In: Economics
Ben Bernanke, former chairman of the Federal Reserve Board, cited a study that examined the effect of international trade on income in the U.S since World War II: removing all remaining barriers to trade would raise incomes anywhere from $4,000 to $12,000 per household. Discuss why our household incomes rise with free trade.
He said that by introducing the free trade, the US domestic firms will have an access to new markets. This will promote specialization, permit economies of scale and at the same time incentivize the firms to innovate. The US firms seek to increase the output and the profits will definitely benefit with the new international opportunities. US firms being the excel in the manufacturing sectors with the free trade or no barriers to trade would bring the new demanders of the products such as aircraft, plastics, chemicals and the construction equipment.

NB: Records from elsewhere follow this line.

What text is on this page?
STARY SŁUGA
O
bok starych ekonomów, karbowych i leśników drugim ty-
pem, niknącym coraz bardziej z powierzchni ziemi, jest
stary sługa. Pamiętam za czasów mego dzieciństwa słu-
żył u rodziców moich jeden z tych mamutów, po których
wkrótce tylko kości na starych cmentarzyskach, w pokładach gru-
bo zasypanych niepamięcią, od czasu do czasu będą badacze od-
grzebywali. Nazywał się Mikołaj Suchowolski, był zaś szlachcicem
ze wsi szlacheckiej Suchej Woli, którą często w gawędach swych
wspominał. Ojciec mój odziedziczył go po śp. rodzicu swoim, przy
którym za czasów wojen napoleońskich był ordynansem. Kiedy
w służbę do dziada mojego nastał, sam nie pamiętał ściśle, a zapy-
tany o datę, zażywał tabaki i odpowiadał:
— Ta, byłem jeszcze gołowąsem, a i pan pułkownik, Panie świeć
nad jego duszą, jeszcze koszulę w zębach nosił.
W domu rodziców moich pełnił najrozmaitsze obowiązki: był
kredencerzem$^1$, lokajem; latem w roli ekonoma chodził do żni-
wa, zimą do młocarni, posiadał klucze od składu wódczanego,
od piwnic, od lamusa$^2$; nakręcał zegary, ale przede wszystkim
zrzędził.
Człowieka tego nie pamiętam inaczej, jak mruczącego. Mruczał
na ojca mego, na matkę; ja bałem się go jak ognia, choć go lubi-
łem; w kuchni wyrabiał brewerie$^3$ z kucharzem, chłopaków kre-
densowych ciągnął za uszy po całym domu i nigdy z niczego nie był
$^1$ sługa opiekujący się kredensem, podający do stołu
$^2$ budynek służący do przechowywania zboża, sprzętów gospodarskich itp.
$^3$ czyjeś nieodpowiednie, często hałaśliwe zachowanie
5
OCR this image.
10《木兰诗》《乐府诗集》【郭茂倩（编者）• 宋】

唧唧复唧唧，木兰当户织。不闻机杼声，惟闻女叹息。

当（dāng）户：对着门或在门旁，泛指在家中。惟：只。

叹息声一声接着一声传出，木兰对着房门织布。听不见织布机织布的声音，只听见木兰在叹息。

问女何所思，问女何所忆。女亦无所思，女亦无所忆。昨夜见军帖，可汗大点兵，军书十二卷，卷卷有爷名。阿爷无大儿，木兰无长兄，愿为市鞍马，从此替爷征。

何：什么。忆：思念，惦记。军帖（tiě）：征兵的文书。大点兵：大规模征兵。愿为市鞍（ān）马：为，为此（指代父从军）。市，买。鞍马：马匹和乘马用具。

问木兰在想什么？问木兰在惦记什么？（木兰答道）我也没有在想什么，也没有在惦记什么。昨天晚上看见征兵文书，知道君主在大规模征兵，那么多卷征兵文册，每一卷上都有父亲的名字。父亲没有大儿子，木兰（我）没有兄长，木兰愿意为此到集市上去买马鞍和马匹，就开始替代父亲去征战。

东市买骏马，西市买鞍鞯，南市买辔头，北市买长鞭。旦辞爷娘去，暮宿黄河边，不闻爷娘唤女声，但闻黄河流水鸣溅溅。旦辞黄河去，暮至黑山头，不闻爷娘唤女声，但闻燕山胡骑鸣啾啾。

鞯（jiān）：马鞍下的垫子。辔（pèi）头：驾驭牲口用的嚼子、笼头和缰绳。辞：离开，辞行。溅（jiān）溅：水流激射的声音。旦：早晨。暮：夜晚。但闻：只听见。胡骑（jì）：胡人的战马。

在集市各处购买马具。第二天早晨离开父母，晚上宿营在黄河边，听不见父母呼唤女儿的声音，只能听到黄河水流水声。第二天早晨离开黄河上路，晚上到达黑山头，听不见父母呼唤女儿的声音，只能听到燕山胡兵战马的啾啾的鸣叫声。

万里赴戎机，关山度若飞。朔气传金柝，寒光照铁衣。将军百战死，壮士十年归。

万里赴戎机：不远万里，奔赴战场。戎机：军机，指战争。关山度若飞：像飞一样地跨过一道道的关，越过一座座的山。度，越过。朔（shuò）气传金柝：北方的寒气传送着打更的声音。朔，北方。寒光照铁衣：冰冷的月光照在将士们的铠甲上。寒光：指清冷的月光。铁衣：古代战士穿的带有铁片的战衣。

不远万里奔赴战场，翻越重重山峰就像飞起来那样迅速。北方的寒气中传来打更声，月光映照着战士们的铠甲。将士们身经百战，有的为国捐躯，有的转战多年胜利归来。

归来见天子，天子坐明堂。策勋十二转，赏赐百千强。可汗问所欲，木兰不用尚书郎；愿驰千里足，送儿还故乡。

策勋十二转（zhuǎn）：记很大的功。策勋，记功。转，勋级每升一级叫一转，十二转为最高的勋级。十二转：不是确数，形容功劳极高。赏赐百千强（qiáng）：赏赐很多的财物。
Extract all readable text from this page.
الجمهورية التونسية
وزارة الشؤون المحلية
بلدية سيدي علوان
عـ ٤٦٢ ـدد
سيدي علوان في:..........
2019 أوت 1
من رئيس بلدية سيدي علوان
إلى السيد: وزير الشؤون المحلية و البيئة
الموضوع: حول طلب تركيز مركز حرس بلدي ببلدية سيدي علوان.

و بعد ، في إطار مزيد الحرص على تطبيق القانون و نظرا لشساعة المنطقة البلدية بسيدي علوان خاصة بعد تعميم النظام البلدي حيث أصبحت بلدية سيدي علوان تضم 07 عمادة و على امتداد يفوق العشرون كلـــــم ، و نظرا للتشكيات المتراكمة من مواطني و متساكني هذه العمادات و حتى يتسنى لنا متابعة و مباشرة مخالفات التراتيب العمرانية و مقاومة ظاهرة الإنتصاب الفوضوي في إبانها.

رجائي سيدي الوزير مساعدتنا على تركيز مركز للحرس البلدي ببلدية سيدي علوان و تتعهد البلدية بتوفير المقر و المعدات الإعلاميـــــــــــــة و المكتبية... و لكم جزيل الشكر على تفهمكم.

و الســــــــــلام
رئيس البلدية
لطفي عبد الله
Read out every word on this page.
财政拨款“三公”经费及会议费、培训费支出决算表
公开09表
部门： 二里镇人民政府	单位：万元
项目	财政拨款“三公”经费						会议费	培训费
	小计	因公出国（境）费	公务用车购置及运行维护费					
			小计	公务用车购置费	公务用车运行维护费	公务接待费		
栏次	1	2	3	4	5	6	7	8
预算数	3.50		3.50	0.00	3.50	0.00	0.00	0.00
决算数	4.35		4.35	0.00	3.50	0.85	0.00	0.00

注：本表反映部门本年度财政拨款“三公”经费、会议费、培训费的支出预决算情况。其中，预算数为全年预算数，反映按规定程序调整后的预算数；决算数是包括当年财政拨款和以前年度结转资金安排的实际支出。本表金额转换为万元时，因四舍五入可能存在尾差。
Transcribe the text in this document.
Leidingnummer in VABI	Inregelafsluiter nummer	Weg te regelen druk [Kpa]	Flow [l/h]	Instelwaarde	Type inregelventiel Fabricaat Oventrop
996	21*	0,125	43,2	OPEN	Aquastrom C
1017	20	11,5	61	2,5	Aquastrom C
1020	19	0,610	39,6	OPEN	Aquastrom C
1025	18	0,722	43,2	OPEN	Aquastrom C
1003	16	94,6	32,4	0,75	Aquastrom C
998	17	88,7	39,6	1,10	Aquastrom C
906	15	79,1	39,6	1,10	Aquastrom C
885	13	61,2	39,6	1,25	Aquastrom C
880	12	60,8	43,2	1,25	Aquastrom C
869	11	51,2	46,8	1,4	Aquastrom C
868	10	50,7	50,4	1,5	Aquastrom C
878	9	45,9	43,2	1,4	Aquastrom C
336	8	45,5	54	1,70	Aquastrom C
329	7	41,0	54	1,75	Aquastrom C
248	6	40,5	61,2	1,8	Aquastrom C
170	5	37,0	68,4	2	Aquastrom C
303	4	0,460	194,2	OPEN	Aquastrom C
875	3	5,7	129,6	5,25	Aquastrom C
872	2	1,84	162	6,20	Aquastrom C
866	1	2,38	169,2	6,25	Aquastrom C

Another factor is that the export oriented or the technologically sophisticated firms are known to provide the better jobs. These exporting companies are said to pay higher wages than the domestic firms, causing a rise in the income of the employees.
Not just exports, imports are also important. The cheaper imports, on one hand, will affect the domestic producers but would incentivize them to innovate and bring up with the new products or ideas plus the cheaper prices will allow the tight budget consumers to enjoy these goods and services. The US import intensive retail chains anyway exist or cater to the low and moderate-income consumers.